We were tracking readmission rates based on whether enrolled patients were readmitted after 30, 60, and 90 days. There are two challenges with that. One is that the readmissions were just numbers and we learned about them after the fact so we couldn’t dig into what really happened with the patient. The second is that we were too focused on our enrolled patients and would miss opportunities to reduce readmissions with patients outside our purview.

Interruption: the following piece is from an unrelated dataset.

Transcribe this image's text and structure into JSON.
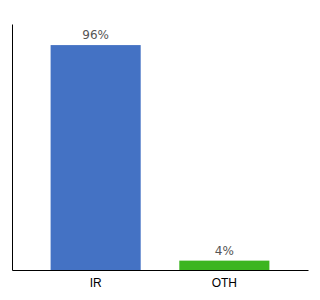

VA Palo Alto is a government-affiliated teaching hospital in Palo Alto, CA. It has 885 beds and serves primarily English-speaking US veterans with comorbidities requiring both acute and chronic care. Their transitions program began in 2012 and is influenced by Project RED.
What We Tried
We started tracking readmissions across the whole hospital on a daily basis. We ran reports every day to see whether any admitted patients from the previous day were readmissions. Then we’d put either a red or green dot on a large calendar to visually track readmissions. We had dots for every department and were tracking readmissions regardless of whether they were enrolled in our program.

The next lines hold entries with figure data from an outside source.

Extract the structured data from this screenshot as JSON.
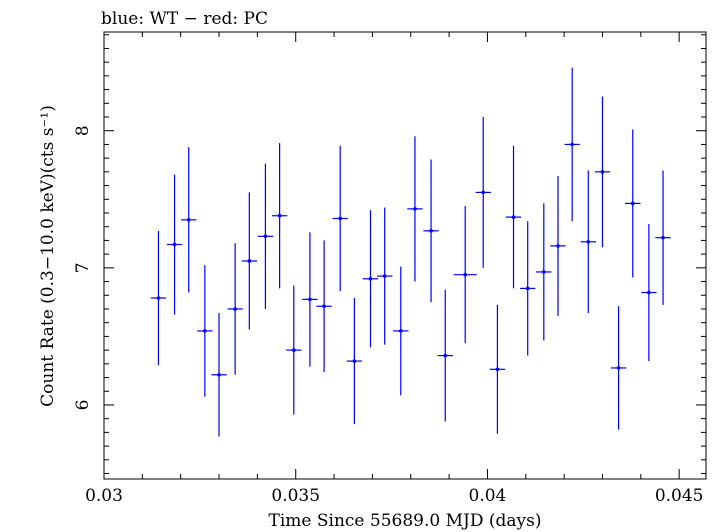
{
  "chart_data": {
    "type": "scatter",
    "title": "blue: WT − red: PC",
    "xlabel": "Time Since 55689.0 MJD (days)",
    "ylabel": "Count Rate (0.3−10.0 keV)(cts s⁻¹)",
    "xlim": [
      0.03,
      0.0457
    ],
    "ylim": [
      5.46,
      8.72
    ],
    "x_ticks": [
      0.03,
      0.035,
      0.04,
      0.045
    ],
    "x_tick_labels": [
      "0.03",
      "0.035",
      "0.04",
      "0.045"
    ],
    "y_ticks": [
      6,
      7,
      8
    ],
    "y_tick_labels": [
      "6",
      "7",
      "8"
    ],
    "grid": false,
    "series": [
      {
        "color": "#0000ff",
        "points": [
          {
            "x": 0.03142,
            "y": 6.78,
            "xerr": 0.0002,
            "yerr": 0.49
          },
          {
            "x": 0.03184,
            "y": 7.17,
            "xerr": 0.0002,
            "yerr": 0.51
          },
          {
            "x": 0.03221,
            "y": 7.35,
            "xerr": 0.0002,
            "yerr": 0.53
          },
          {
            "x": 0.03263,
            "y": 6.54,
            "xerr": 0.0002,
            "yerr": 0.48
          },
          {
            "x": 0.033,
            "y": 6.22,
            "xerr": 0.0002,
            "yerr": 0.45
          },
          {
            "x": 0.03342,
            "y": 6.7,
            "xerr": 0.0002,
            "yerr": 0.48
          },
          {
            "x": 0.03379,
            "y": 7.05,
            "xerr": 0.0002,
            "yerr": 0.5
          },
          {
            "x": 0.03421,
            "y": 7.23,
            "xerr": 0.0002,
            "yerr": 0.53
          },
          {
            "x": 0.03458,
            "y": 7.38,
            "xerr": 0.0002,
            "yerr": 0.53
          },
          {
            "x": 0.03495,
            "y": 6.4,
            "xerr": 0.0002,
            "yerr": 0.47
          },
          {
            "x": 0.03537,
            "y": 6.77,
            "xerr": 0.0002,
            "yerr": 0.49
          },
          {
            "x": 0.03574,
            "y": 6.72,
            "xerr": 0.0002,
            "yerr": 0.48
          },
          {
            "x": 0.03616,
            "y": 7.36,
            "xerr": 0.0002,
            "yerr": 0.53
          },
          {
            "x": 0.03653,
            "y": 6.32,
            "xerr": 0.0002,
            "yerr": 0.46
          },
          {
            "x": 0.03695,
            "y": 6.92,
            "xerr": 0.0002,
            "yerr": 0.5
          },
          {
            "x": 0.03732,
            "y": 6.94,
            "xerr": 0.0002,
            "yerr": 0.5
          },
          {
            "x": 0.03774,
            "y": 6.54,
            "xerr": 0.0002,
            "yerr": 0.47
          },
          {
            "x": 0.03811,
            "y": 7.43,
            "xerr": 0.0002,
            "yerr": 0.53
          },
          {
            "x": 0.03853,
            "y": 7.27,
            "xerr": 0.0002,
            "yerr": 0.52
          },
          {
            "x": 0.0389,
            "y": 6.36,
            "xerr": 0.0002,
            "yerr": 0.48
          },
          {
            "x": 0.03942,
            "y": 6.95,
            "xerr": 0.0003,
            "yerr": 0.5
          },
          {
            "x": 0.03989,
            "y": 7.55,
            "xerr": 0.0002,
            "yerr": 0.55
          },
          {
            "x": 0.04026,
            "y": 6.26,
            "xerr": 0.0002,
            "yerr": 0.47
          },
          {
            "x": 0.04068,
            "y": 7.37,
            "xerr": 0.0002,
            "yerr": 0.52
          },
          {
            "x": 0.04105,
            "y": 6.85,
            "xerr": 0.0002,
            "yerr": 0.49
          },
          {
            "x": 0.04147,
            "y": 6.97,
            "xerr": 0.0002,
            "yerr": 0.5
          },
          {
            "x": 0.04184,
            "y": 7.16,
            "xerr": 0.0002,
            "yerr": 0.51
          },
          {
            "x": 0.04221,
            "y": 7.9,
            "xerr": 0.0002,
            "yerr": 0.56
          },
          {
            "x": 0.04263,
            "y": 7.19,
            "xerr": 0.0002,
            "yerr": 0.52
          },
          {
            "x": 0.043,
            "y": 7.7,
            "xerr": 0.0002,
            "yerr": 0.55
          },
          {
            "x": 0.04342,
            "y": 6.27,
            "xerr": 0.0002,
            "yerr": 0.45
          },
          {
            "x": 0.04379,
            "y": 7.47,
            "xerr": 0.0002,
            "yerr": 0.54
          },
          {
            "x": 0.04421,
            "y": 6.82,
            "xerr": 0.0002,
            "yerr": 0.5
          },
          {
            "x": 0.04458,
            "y": 7.22,
            "xerr": 0.0002,
            "yerr": 0.49
          }
        ]
      }
    ]
  }
}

The calendars have helped us be more nimble. They’re a visual way of noticing patterns and doing something about them in a timely manner. For example, we noticed that the IICU had readmissions multiple days in a row and none of them were patients that we had worked with. We caught the pattern right away and decided to enroll all of the IICU patients in our program to learn more about what was causing the readmissions.
It sounds simple, but we have to keep reminding ourselves that we need to act on the data. It’s not enough to pull it and put it up on the wall. How are we changing our practices based on what we see in the data?